Saya masih ingat, ada satu momen di mana Boaz lagi-lagi berhasil mengelabui pemain Arab Saudi, dan kemudian bersicepat dengan lawan hingga ujung lapangan dan kemudian mengirimkan umpan silang. Lagi-lagi akurat. Kurniawan yang masuk menggantikan Ilham menerima umpan silang itu, tapi sayang sekali Kurniawan gagal mengubah umpan itu menjadi gol (saya lupa itu sundulan atau tendangan).

Ah, andai saja itu jadi gol! Betapa kami mungkin akan berdiri dan berteriak dan saya -- seperti biasanya jika adrenalin sudah terpacu-- akan berlari turun ke bagian bawah untuk menggoyang-goyangkan pagar pembatas sembari berteriak.

Tapi, tentu saja, tak ada pengandaian dalam sejarah. Dan, memang, tidak banyak yang bisa dilakukan saat menghadapi Arab Saudi dengan 10 pemain.
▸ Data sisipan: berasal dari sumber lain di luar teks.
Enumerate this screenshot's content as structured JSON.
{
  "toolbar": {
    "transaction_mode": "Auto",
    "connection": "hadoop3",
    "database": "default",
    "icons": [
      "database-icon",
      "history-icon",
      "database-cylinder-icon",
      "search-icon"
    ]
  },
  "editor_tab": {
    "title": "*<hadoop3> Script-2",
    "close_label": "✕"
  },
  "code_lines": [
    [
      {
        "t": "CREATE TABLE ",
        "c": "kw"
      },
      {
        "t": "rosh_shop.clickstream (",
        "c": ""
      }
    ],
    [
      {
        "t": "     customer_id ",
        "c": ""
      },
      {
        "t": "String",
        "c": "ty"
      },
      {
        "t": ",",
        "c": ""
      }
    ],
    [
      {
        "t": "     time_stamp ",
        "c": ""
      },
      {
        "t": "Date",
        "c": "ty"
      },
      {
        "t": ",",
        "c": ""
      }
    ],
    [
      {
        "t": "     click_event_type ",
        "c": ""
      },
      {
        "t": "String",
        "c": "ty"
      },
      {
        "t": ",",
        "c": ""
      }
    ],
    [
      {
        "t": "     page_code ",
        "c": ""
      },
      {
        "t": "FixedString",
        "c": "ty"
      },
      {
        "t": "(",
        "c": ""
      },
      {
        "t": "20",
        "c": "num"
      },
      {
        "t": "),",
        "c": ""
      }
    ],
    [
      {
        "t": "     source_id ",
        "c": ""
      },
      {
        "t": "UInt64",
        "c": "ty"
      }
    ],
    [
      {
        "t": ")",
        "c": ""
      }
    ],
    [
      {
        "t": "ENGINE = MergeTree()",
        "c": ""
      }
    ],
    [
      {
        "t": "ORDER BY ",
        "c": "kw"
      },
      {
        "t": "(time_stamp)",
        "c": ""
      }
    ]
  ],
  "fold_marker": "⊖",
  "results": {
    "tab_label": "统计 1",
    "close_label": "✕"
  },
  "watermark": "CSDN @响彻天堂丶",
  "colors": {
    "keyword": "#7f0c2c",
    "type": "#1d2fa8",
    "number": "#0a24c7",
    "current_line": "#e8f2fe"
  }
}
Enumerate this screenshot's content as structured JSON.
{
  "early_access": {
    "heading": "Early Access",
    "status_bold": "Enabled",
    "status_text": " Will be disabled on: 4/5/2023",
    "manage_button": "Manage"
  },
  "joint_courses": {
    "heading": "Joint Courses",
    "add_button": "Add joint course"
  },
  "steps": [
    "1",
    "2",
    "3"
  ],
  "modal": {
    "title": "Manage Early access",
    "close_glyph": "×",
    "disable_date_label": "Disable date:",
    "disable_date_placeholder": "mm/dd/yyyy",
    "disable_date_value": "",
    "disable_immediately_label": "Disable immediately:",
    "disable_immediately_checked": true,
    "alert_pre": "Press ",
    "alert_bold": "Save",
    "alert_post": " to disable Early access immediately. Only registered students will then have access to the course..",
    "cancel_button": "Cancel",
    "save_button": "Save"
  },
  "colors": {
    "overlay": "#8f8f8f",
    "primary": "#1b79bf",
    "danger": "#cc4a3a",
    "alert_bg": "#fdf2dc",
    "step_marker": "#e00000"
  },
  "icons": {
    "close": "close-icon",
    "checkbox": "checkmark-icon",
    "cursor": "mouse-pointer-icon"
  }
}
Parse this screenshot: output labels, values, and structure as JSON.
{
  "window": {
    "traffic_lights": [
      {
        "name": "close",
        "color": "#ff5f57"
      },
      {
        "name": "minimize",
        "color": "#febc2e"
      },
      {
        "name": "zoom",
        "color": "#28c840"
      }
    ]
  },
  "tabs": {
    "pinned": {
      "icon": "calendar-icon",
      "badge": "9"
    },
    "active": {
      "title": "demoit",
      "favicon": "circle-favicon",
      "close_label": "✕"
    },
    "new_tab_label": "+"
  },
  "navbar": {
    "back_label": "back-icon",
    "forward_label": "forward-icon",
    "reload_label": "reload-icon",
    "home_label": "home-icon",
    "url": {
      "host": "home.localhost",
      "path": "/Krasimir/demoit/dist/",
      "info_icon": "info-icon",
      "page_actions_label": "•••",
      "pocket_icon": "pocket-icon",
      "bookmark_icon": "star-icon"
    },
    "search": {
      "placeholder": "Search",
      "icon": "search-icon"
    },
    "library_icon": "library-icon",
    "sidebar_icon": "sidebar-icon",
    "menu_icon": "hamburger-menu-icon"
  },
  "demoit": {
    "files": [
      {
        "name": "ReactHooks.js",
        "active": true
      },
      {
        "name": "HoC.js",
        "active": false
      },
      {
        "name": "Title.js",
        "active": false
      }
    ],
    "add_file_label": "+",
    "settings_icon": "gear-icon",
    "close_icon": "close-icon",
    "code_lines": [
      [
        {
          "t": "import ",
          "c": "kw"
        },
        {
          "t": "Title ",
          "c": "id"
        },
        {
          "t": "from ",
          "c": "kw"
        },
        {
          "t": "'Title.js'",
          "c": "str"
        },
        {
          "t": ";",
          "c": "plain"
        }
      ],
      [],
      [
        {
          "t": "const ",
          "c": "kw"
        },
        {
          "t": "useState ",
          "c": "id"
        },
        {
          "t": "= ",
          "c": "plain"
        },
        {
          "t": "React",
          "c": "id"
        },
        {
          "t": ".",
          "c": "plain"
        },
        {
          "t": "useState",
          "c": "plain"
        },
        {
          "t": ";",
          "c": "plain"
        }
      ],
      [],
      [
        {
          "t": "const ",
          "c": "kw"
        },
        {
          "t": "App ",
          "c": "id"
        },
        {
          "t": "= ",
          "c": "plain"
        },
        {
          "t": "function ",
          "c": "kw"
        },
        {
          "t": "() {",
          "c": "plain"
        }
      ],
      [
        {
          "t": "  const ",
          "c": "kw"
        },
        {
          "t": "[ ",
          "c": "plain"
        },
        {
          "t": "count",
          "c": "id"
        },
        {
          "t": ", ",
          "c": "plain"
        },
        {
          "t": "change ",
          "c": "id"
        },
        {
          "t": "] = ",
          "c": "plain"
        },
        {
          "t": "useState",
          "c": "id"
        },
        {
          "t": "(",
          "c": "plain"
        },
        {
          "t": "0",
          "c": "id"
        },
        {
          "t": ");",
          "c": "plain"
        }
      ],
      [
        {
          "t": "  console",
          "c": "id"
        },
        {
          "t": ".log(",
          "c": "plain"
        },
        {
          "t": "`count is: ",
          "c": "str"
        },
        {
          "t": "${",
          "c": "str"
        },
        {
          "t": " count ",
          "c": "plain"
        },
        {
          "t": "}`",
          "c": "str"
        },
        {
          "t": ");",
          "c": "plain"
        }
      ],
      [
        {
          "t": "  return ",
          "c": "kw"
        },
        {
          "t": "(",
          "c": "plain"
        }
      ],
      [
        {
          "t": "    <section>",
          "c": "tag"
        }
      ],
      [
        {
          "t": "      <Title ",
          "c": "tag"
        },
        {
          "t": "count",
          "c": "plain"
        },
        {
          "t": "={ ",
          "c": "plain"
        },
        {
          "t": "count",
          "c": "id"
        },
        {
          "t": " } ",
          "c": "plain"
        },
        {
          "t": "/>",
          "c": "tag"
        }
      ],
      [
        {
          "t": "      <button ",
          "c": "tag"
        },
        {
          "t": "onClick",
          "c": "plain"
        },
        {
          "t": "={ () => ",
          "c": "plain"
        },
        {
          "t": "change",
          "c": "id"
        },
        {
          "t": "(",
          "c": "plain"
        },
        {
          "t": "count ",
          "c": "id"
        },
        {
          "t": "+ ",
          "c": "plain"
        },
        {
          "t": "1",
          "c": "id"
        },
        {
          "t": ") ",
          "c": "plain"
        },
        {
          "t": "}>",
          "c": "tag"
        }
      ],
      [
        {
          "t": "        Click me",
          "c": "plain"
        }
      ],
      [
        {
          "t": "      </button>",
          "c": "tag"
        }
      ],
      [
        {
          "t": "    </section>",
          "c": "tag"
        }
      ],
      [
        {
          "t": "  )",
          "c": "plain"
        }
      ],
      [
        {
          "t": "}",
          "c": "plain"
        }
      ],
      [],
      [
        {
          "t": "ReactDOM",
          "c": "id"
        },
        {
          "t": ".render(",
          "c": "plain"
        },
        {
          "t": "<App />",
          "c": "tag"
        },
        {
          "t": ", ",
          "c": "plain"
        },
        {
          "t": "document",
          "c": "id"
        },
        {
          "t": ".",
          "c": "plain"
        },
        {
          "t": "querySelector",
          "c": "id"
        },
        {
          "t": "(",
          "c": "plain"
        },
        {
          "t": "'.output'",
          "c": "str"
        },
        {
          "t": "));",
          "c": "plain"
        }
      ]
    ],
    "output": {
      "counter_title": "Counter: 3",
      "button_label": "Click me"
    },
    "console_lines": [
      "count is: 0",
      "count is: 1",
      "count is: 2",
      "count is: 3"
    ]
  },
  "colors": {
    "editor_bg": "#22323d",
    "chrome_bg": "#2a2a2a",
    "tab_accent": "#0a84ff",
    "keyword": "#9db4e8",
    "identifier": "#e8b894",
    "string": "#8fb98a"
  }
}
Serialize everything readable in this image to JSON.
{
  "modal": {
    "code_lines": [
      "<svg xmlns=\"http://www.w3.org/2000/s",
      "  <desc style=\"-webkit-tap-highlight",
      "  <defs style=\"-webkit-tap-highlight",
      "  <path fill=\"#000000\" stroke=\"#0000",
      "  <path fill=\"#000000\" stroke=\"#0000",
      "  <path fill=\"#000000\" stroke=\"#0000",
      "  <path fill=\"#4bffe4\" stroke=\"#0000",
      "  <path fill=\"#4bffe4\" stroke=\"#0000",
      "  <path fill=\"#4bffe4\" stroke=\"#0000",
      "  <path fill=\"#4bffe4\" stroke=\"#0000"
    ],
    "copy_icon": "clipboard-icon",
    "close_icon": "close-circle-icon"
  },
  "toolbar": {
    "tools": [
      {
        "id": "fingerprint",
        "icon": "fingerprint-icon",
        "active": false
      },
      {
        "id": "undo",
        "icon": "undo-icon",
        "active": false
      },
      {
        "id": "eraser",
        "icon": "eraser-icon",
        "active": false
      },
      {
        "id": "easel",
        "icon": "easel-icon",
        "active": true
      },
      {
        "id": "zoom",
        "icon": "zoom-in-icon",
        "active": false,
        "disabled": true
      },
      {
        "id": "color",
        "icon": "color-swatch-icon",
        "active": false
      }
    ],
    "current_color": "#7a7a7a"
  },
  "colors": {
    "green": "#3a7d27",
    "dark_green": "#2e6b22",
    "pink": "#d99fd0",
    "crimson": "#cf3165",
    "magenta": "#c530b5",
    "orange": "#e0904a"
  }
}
Di menit 80, Arab berhasil mencetak gol lagi. 1-3. Atmosfir stadion kemudian agak meredup, dan -- seingat saya-- determinasi Boaz kemudian menurun di sisa 10 menit terakhir.

Saya keluar dari stadion dengan hati yang biasa saja, tapi sejak itu saya tahu bahwa ada satu nama yang kelewatan jika diabaikan: Boaz Solossa. Saya menuju tempat saya bekerja, sebuah galeri seni rupa di Jakarta Pusat, dengan pikiran yang jernih: memang kelewatan mengabaikan Boaz, tapi saya tahu tak mungkin berharap banyak pada dia seorang sebab sepakbola adalah dimainkan sebelas lawan sebelas.

Saya ingat pelanggaran Ismed yang membuatnya diusir dari lapangan. Pelanggaran yang tak perlu. Dan mengingat pelanggaran macam itu, saya harus tahu diri: pelanggaran Ismed itulah cermin sepakbola Indonesia, bukan Boaz, sebab Boaz hanyalah sebuah pengecualian.

Di titik itu, akal sehat yang akhirnya memutuskan. Boaz, dengan demikian, sekali lagi, ialah batu tapal kematangan saya dalam memahami sepakbola Indonesia.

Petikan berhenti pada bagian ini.